Seconding that VIM bindings are a requirement for me for what looks like an otherwise amazing editor.
the curse of vim.
Once you've learn vim keybinds and combinations, nothing comes close for productivity.
Once you've learned vim why do you care if any other editor has vim bindings? What can you do with vim-mode ZasEditor that you couldn't do in vim?
One has a choice between learning enough about Vim to replicate arbitrary workflows/functionality in it, or using other softwares that do those things out of the box and clicking the "Vim mode" check box in the settings.

Both are perfectly valid, but they are going to appeal to different kinds of people, with different priorities.

I think there is a difference between features of the editor and editing method. Following your logic - if there is already Notepad, why create TextPad, Atom, Word, VSCode etc...
I'm a heavy user of JetBrains IDEs for most of my development work and use it with the excellent IdeaVIM plugin because modal editing is my preferred input method.

I have all the goodies and features of the full IDE with the keybindings and modal editing muscle memory I've built up over the last 15 years.

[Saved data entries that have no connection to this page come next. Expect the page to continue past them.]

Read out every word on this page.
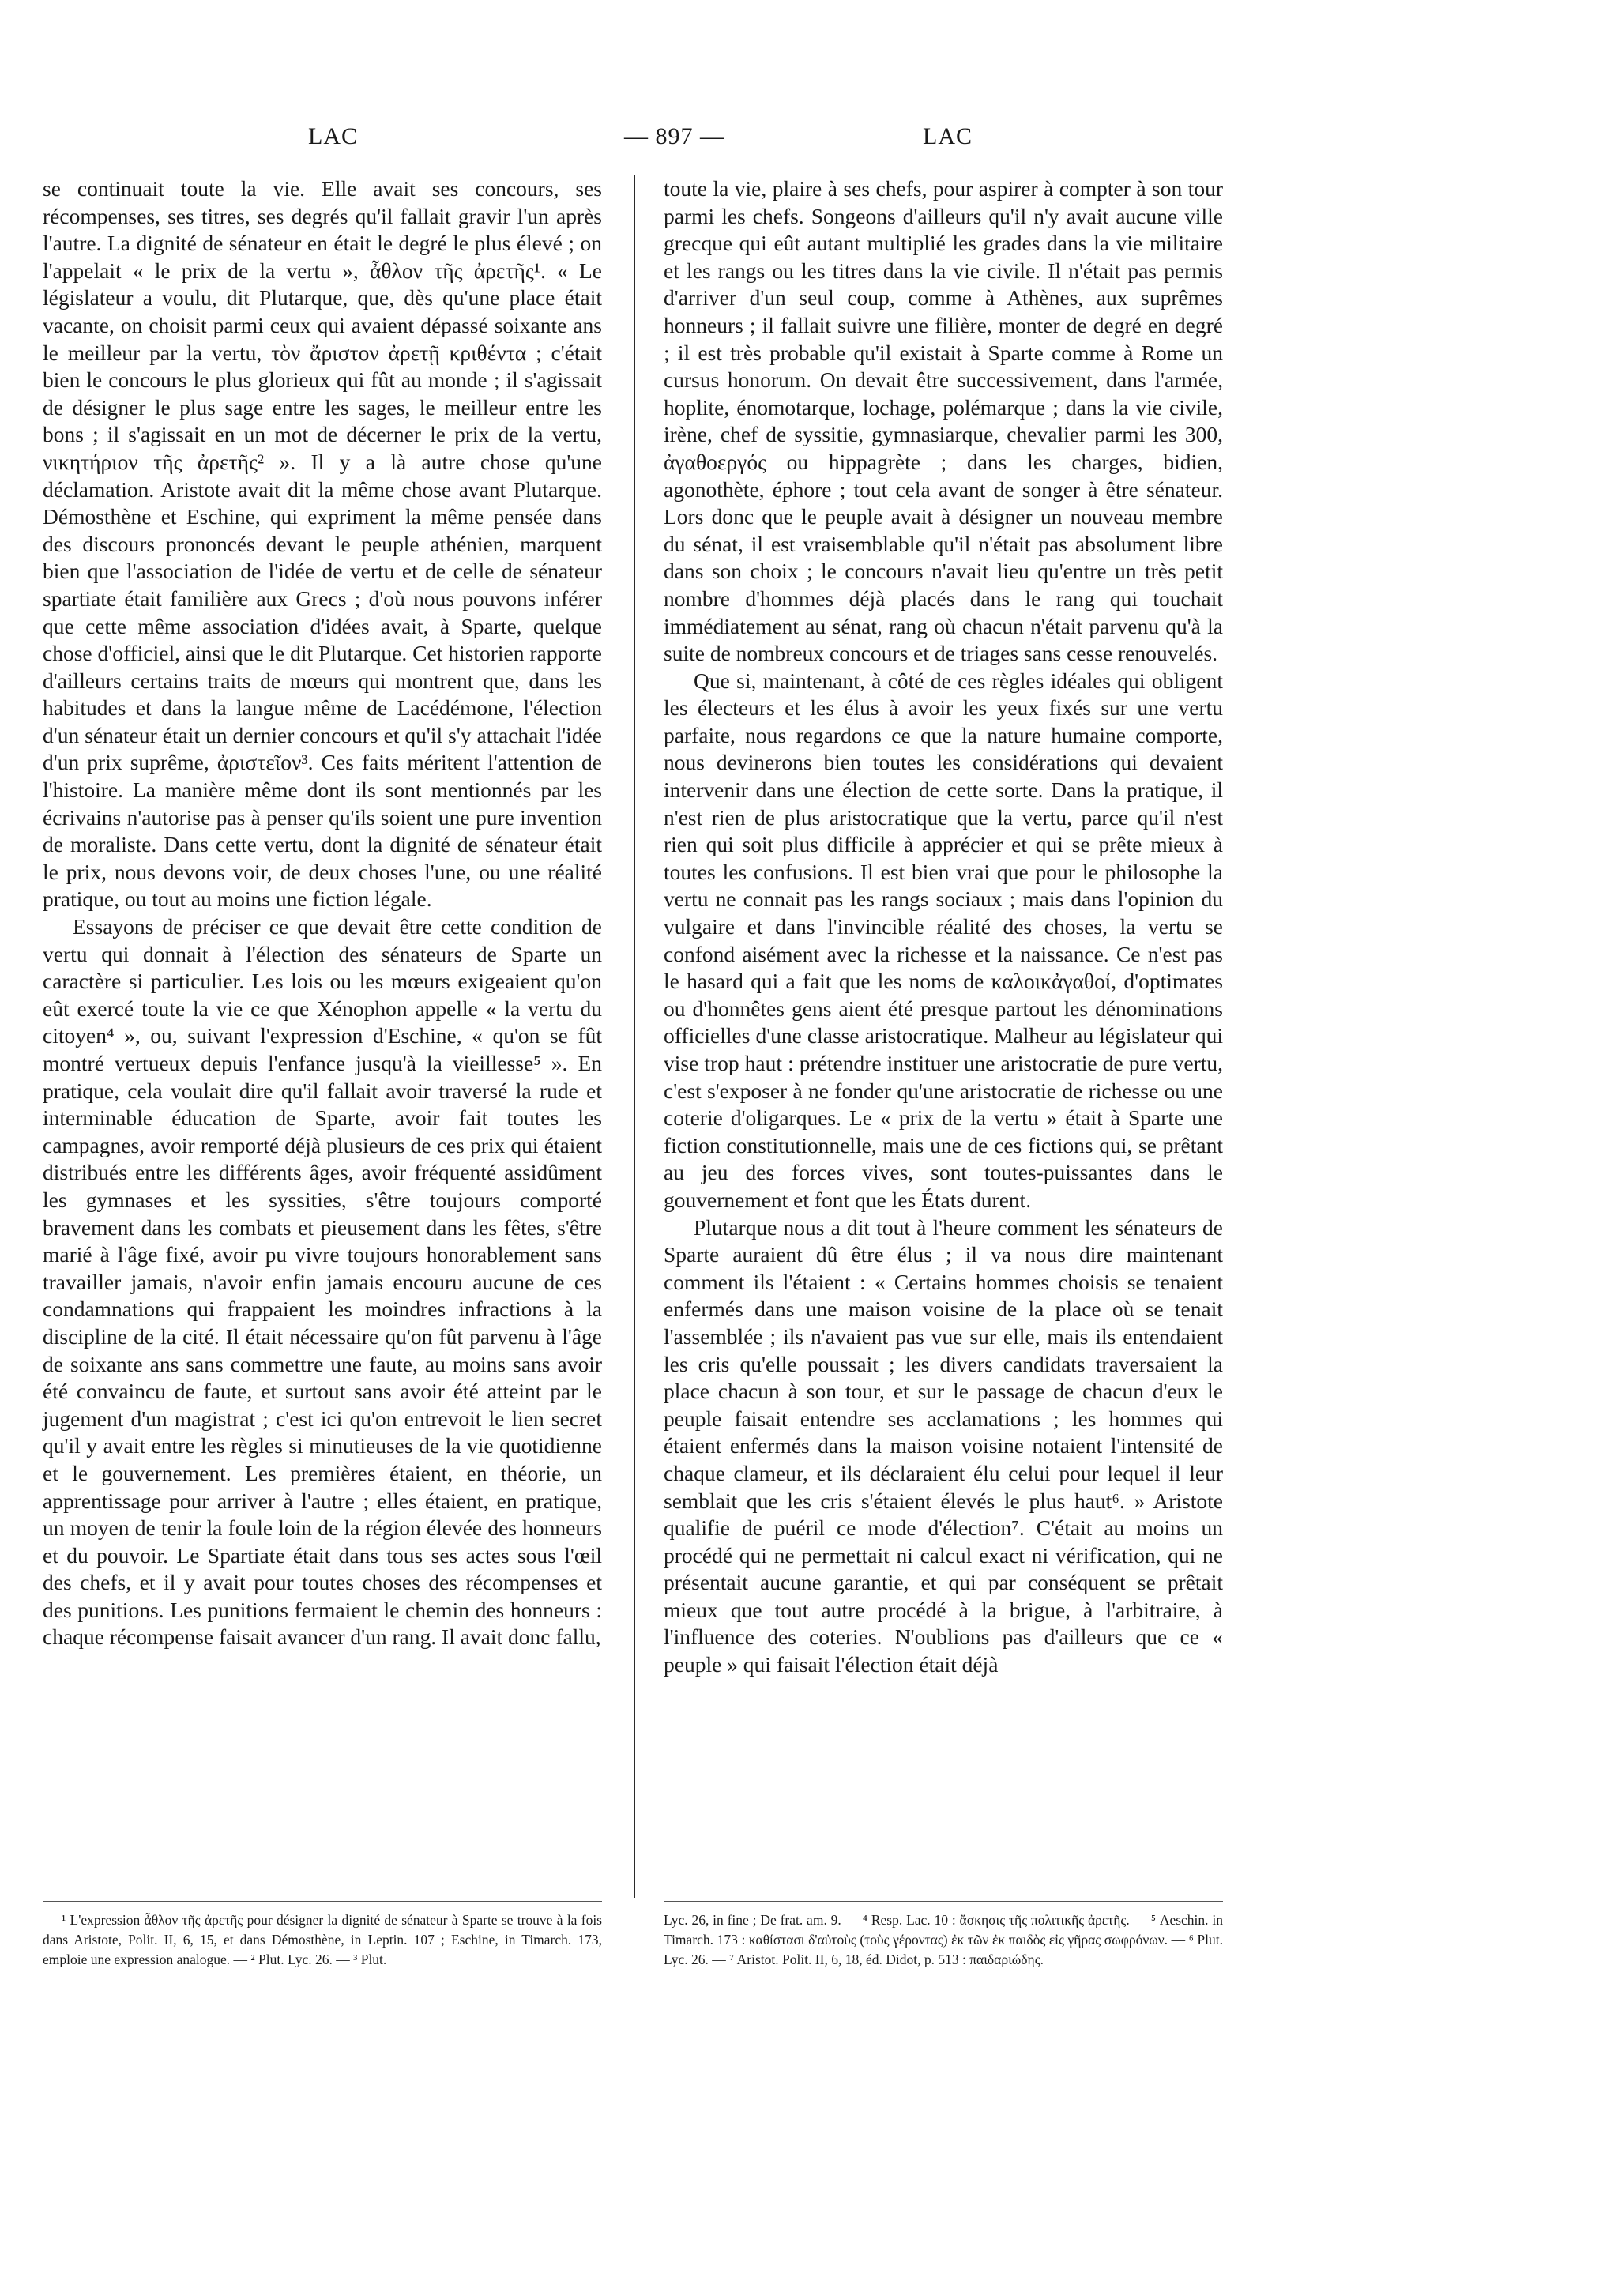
LAC	— 897 —	LAC

se continuait toute la vie. Elle avait ses concours, ses récompenses, ses titres, ses degrés qu'il fallait gravir l'un après l'autre. La dignité de sénateur en était le degré le plus élevé ; on l'appelait « le prix de la vertu », ἆθλον τῆς ἀρετῆς¹. « Le législateur a voulu, dit Plutarque, que, dès qu'une place était vacante, on choisit parmi ceux qui avaient dépassé soixante ans le meilleur par la vertu, τὸν ἄριστον ἀρετῇ κριθέντα ; c'était bien le concours le plus glorieux qui fût au monde ; il s'agissait de désigner le plus sage entre les sages, le meilleur entre les bons ; il s'agissait en un mot de décerner le prix de la vertu, νικητήριον τῆς ἀρετῆς² ». Il y a là autre chose qu'une déclamation. Aristote avait dit la même chose avant Plutarque. Démosthène et Eschine, qui expriment la même pensée dans des discours prononcés devant le peuple athénien, marquent bien que l'association de l'idée de vertu et de celle de sénateur spartiate était familière aux Grecs ; d'où nous pouvons inférer que cette même association d'idées avait, à Sparte, quelque chose d'officiel, ainsi que le dit Plutarque. Cet historien rapporte d'ailleurs certains traits de mœurs qui montrent que, dans les habitudes et dans la langue même de Lacédémone, l'élection d'un sénateur était un dernier concours et qu'il s'y attachait l'idée d'un prix suprême, ἀριστεῖον³. Ces faits méritent l'attention de l'histoire. La manière même dont ils sont mentionnés par les écrivains n'autorise pas à penser qu'ils soient une pure invention de moraliste. Dans cette vertu, dont la dignité de sénateur était le prix, nous devons voir, de deux choses l'une, ou une réalité pratique, ou tout au moins une fiction légale.

Essayons de préciser ce que devait être cette condition de vertu qui donnait à l'élection des sénateurs de Sparte un caractère si particulier. Les lois ou les mœurs exigeaient qu'on eût exercé toute la vie ce que Xénophon appelle « la vertu du citoyen⁴ », ou, suivant l'expression d'Eschine, « qu'on se fût montré vertueux depuis l'enfance jusqu'à la vieillesse⁵ ». En pratique, cela voulait dire qu'il fallait avoir traversé la rude et interminable éducation de Sparte, avoir fait toutes les campagnes, avoir remporté déjà plusieurs de ces prix qui étaient distribués entre les différents âges, avoir fréquenté assidûment les gymnases et les syssities, s'être toujours comporté bravement dans les combats et pieusement dans les fêtes, s'être marié à l'âge fixé, avoir pu vivre toujours honorablement sans travailler jamais, n'avoir enfin jamais encouru aucune de ces condamnations qui frappaient les moindres infractions à la discipline de la cité. Il était nécessaire qu'on fût parvenu à l'âge de soixante ans sans commettre une faute, au moins sans avoir été convaincu de faute, et surtout sans avoir été atteint par le jugement d'un magistrat ; c'est ici qu'on entrevoit le lien secret qu'il y avait entre les règles si minutieuses de la vie quotidienne et le gouvernement. Les premières étaient, en théorie, un apprentissage pour arriver à l'autre ; elles étaient, en pratique, un moyen de tenir la foule loin de la région élevée des honneurs et du pouvoir. Le Spartiate était dans tous ses actes sous l'œil des chefs, et il y avait pour toutes choses des récompenses et des punitions. Les punitions fermaient le chemin des honneurs : chaque récompense faisait avancer d'un rang. Il avait donc fallu,

toute la vie, plaire à ses chefs, pour aspirer à compter à son tour parmi les chefs. Songeons d'ailleurs qu'il n'y avait aucune ville grecque qui eût autant multiplié les grades dans la vie militaire et les rangs ou les titres dans la vie civile. Il n'était pas permis d'arriver d'un seul coup, comme à Athènes, aux suprêmes honneurs ; il fallait suivre une filière, monter de degré en degré ; il est très probable qu'il existait à Sparte comme à Rome un cursus honorum. On devait être successivement, dans l'armée, hoplite, énomotarque, lochage, polémarque ; dans la vie civile, irène, chef de syssitie, gymnasiarque, chevalier parmi les 300, ἀγαθοεργός ou hippagrète ; dans les charges, bidien, agonothète, éphore ; tout cela avant de songer à être sénateur. Lors donc que le peuple avait à désigner un nouveau membre du sénat, il est vraisemblable qu'il n'était pas absolument libre dans son choix ; le concours n'avait lieu qu'entre un très petit nombre d'hommes déjà placés dans le rang qui touchait immédiatement au sénat, rang où chacun n'était parvenu qu'à la suite de nombreux concours et de triages sans cesse renouvelés.

Que si, maintenant, à côté de ces règles idéales qui obligent les électeurs et les élus à avoir les yeux fixés sur une vertu parfaite, nous regardons ce que la nature humaine comporte, nous devinerons bien toutes les considérations qui devaient intervenir dans une élection de cette sorte. Dans la pratique, il n'est rien de plus aristocratique que la vertu, parce qu'il n'est rien qui soit plus difficile à apprécier et qui se prête mieux à toutes les confusions. Il est bien vrai que pour le philosophe la vertu ne connait pas les rangs sociaux ; mais dans l'opinion du vulgaire et dans l'invincible réalité des choses, la vertu se confond aisément avec la richesse et la naissance. Ce n'est pas le hasard qui a fait que les noms de καλοικἀγαθοί, d'optimates ou d'honnêtes gens aient été presque partout les dénominations officielles d'une classe aristocratique. Malheur au législateur qui vise trop haut : prétendre instituer une aristocratie de pure vertu, c'est s'exposer à ne fonder qu'une aristocratie de richesse ou une coterie d'oligarques. Le « prix de la vertu » était à Sparte une fiction constitutionnelle, mais une de ces fictions qui, se prêtant au jeu des forces vives, sont toutes-puissantes dans le gouvernement et font que les États durent.

Plutarque nous a dit tout à l'heure comment les sénateurs de Sparte auraient dû être élus ; il va nous dire maintenant comment ils l'étaient : « Certains hommes choisis se tenaient enfermés dans une maison voisine de la place où se tenait l'assemblée ; ils n'avaient pas vue sur elle, mais ils entendaient les cris qu'elle poussait ; les divers candidats traversaient la place chacun à son tour, et sur le passage de chacun d'eux le peuple faisait entendre ses acclamations ; les hommes qui étaient enfermés dans la maison voisine notaient l'intensité de chaque clameur, et ils déclaraient élu celui pour lequel il leur semblait que les cris s'étaient élevés le plus haut⁶. » Aristote qualifie de puéril ce mode d'élection⁷. C'était au moins un procédé qui ne permettait ni calcul exact ni vérification, qui ne présentait aucune garantie, et qui par conséquent se prêtait mieux que tout autre procédé à la brigue, à l'arbitraire, à l'influence des coteries. N'oublions pas d'ailleurs que ce « peuple » qui faisait l'élection était déjà

¹ L'expression ἆθλον τῆς ἀρετῆς pour désigner la dignité de sénateur à Sparte se trouve à la fois dans Aristote, Polit. II, 6, 15, et dans Démosthène, in Leptin. 107 ; Eschine, in Timarch. 173, emploie une expression analogue. — ² Plut. Lyc. 26. — ³ Plut.

Lyc. 26, in fine ; De frat. am. 9. — ⁴ Resp. Lac. 10 : ἄσκησις τῆς πολιτικῆς ἀρετῆς. — ⁵ Aeschin. in Timarch. 173 : καθίστασι δ'αὐτοὺς (τοὺς γέροντας) ἐκ τῶν ἐκ παιδὸς εἰς γῆρας σωφρόνων. — ⁶ Plut. Lyc. 26. — ⁷ Aristot. Polit. II, 6, 18, éd. Didot, p. 513 : παιδαριώδης.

Technically I can get Vim to do most of what JetBrains does but that's a very very big hill to climb.

* pairing/mobing with people who are more familiar with their IDE

* Believe it or not, there are things no vim plugin can do, for example rendering mardown, which Viscose has lots of plugins for that work well

vim is not an IDE. You can make it IDE-like with plugins and integrating third-party tools (e.g. for completion, refactoring, debugging), but it is still not one. You may not care, but come on, it's not that hard to understand.